Revolutionizing Archaeology: Flying Lasers Reveal Buried Historical Structures
Archaeology is being revolutionized by remote-scanning techniques that use lasers to detect otherwise invisible ground features. The technology digitally extracts vegetation for a clean image of the earth’s surface. Archaeologists in Germany have already discovered thousands of new sites.
The Glauberg is a hot spot for archaeologists. For decades, researchers have been studying the hill in the central German state of Hesse, where people settled some 7,000 years ago.
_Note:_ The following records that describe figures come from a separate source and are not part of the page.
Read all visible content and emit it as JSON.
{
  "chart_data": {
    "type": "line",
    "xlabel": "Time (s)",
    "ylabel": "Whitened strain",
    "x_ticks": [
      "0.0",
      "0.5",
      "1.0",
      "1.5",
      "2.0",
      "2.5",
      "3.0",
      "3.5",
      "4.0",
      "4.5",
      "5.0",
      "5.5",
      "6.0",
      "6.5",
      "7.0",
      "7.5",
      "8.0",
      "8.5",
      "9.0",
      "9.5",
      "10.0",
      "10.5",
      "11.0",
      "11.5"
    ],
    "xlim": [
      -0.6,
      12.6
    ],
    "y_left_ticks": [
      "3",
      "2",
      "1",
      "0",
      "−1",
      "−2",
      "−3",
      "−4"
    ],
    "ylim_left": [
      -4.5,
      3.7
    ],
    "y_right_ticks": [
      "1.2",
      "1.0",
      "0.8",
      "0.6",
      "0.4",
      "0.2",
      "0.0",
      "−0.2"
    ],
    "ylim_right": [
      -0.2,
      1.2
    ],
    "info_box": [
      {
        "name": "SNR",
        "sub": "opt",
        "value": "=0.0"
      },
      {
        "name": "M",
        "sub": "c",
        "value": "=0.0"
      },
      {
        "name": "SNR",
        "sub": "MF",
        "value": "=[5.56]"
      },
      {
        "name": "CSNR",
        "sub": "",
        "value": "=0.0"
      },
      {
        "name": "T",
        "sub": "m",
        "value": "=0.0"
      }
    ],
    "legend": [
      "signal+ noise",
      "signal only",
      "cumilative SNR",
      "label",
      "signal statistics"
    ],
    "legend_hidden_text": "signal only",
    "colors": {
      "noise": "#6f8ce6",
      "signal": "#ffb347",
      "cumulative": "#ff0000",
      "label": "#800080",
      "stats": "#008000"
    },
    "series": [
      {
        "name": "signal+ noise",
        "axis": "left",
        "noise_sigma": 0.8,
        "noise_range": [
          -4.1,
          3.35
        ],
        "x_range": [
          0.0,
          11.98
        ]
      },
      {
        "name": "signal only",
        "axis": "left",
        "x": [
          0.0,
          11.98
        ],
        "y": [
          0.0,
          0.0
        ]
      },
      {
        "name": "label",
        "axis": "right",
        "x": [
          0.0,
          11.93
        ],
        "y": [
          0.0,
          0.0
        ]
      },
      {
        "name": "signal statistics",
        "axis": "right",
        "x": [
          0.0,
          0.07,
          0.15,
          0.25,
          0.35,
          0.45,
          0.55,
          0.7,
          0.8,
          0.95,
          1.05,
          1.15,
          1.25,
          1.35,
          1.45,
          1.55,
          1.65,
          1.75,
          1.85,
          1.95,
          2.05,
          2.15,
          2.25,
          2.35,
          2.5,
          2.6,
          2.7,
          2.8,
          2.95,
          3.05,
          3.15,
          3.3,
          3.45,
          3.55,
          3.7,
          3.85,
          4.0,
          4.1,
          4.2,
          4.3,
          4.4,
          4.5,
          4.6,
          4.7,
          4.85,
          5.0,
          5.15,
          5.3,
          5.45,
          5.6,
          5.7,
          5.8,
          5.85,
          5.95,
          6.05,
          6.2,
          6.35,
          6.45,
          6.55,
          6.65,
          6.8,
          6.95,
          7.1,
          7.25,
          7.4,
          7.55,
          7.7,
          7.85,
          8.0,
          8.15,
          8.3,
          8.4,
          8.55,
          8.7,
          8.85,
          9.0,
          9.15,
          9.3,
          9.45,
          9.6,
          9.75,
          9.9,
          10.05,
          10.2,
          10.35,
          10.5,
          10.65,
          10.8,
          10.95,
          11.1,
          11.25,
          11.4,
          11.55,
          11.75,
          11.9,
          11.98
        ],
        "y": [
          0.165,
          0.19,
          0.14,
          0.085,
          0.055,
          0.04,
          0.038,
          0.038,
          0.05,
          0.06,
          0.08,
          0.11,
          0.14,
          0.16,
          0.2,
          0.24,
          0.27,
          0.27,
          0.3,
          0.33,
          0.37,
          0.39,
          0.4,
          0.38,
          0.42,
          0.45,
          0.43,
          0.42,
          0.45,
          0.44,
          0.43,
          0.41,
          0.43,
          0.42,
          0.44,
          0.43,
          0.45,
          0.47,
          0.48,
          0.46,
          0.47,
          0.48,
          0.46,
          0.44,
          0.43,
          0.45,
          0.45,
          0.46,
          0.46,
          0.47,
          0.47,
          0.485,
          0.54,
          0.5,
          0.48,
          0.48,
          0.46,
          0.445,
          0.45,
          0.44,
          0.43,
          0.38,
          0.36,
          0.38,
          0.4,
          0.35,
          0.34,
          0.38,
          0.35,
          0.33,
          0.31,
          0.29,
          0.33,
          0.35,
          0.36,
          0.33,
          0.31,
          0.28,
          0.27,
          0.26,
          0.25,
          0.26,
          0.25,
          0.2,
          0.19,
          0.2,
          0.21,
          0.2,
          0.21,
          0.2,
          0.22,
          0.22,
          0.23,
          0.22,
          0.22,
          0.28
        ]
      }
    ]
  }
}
Over the millennia, the plateau was inhabited by Celts and Alemanni and, in the Middle Ages, people there built castles that reached for the sky. Accordingly, researchers have found plenty of artifacts. In 1996, they made the sensational discovery of an almost perfectly preserved statue of a Celtic warrior, which is now known as the Celtic Prince of Glauberg.
It was thought unlikely that the mound would yield any more big surprises. At least that was the assumption until people with flying lasers showed up. They flew an airplane over the Glauberg multiple times, sending pulses of light to the ground and measuring their echoes. This “light detection and ranging” technology, known as LIDAR, helps scientists record differences in altitude down to just a few centimeters. Trees and bushes are no obstacle to accurate measurements — they can simply be calculated out later with a computer. What remains is a three-dimensional image of the naked earth’s surface, including geometric formations that betray any structures that might be hidden underground.
The researchers were fairly stunned by what the remote-sensing technology turned up on the Glauberg. At first glance, they recognized around a dozen potential burial mounds that they hadn’t known about before. “We went and took a closer look at five of them,” says Axel Posluschny. “They were all burial mounds.”